Hospice — Hospice care manages the care of terminally ill patients, so assisted living solutions tailored to hospice must have strong data sharing capabilities to better streamline interoperability and exchange of patient data between hospital and hospice.
Assisted living software varies in comprehensiveness. Some are complete management systems, some focus on streamlining front-office responsibilities, some coordinate nutrition and recreation activities for assisted living facilities, and some integrate with or offer insurance claims management functionality to simplify billing and accounting. The following features typically appear in any type of assisted living software.
Resident care management — Automates the creation of service plans, captures and documents delivered care and services, and schedules and analyzes resident assessments. This allows care managers to accurately assess resident needs.
Staff management — Centralizes staff records, manages the hiring and verifying of prospective caregivers, automates scheduling staff shifts, and facilitates eased communication between managers and staff.
Clinical communication and collaboration — Facilitates the immediate exchange and transmission of care summaries, referrals, discharge notifications, lab results, and other relevant data between care teams and health care facilities.
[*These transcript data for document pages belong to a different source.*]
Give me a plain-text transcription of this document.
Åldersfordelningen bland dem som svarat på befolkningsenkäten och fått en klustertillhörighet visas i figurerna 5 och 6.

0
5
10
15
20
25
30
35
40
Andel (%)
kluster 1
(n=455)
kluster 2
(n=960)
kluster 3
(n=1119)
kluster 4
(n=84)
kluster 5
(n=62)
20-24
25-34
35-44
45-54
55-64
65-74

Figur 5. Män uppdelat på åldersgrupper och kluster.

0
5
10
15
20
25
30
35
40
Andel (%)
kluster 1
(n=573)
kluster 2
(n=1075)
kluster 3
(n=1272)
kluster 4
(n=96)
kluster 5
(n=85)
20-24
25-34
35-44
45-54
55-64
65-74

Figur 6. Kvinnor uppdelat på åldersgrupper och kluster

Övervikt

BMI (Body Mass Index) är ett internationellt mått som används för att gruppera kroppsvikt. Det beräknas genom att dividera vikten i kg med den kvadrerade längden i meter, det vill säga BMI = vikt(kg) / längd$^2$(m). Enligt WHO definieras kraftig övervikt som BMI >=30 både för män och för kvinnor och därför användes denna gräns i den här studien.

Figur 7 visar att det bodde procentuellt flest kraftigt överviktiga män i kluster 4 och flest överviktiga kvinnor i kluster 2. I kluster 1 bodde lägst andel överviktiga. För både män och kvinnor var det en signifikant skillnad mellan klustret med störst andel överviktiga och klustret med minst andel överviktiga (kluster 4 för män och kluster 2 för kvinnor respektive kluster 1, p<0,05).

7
Financial management — Monitors budgeting and expenses, payables, and census and occupancy information. Generates reports on financial operations, equipping facilities with actionable insights.
Resident contact management — Maintains a database of resident profiles and contact details. Enables documentation of any incidents, behaviors, or events that may befall residents. Helps facility managers and care staff get a snapshot of each resident.
eMAR integration — Solutions that integrate with electronic medical administration records (eMAR) help the handling and monitoring of dispensing medication to residents.
Patient engagement — Provides either a portal for patient families to get updates about the resident or provides interactive patient care (IPC) tools that help residents interact with their caregivers in a modern way.
Resident expectations — The expectations of senior citizens are changing. They’re becoming more tech savvy and social and refusing to sacrifice the lifestyle they had been accustomed to prior to entering the assisted living community. If your current programming, services, and technology are unable to keep up with resident expectations and needs, then your facility will lose money, no matter what kind of solution you attempt to deploy. Make sure that the assisted living software you end up choosing can help you collect and address complaints, issues, and lines of communication.
Employee use — If the product is difficult, confusing, or time-consuming to use, your assisted living staff will be less motivated to move from your current system to a new, automated one that requires training and onboarding. Carefully consider whether you’re choosing a solution that truly fits your needs or whether it’s full of unnecessary functionality. Then consider what extra resources and support you will need for easier implementation and adoption of the tool by all of your employees.
Data breach — While assisted living software digitizes and centralizes patient and facility data, it opens up the risk for potential data breaches. Whether the software is hosted in the cloud or on premise, it can still create a security vulnerability for any unauthorized access from the community. Make sure that your facility is equipped to handle security risks.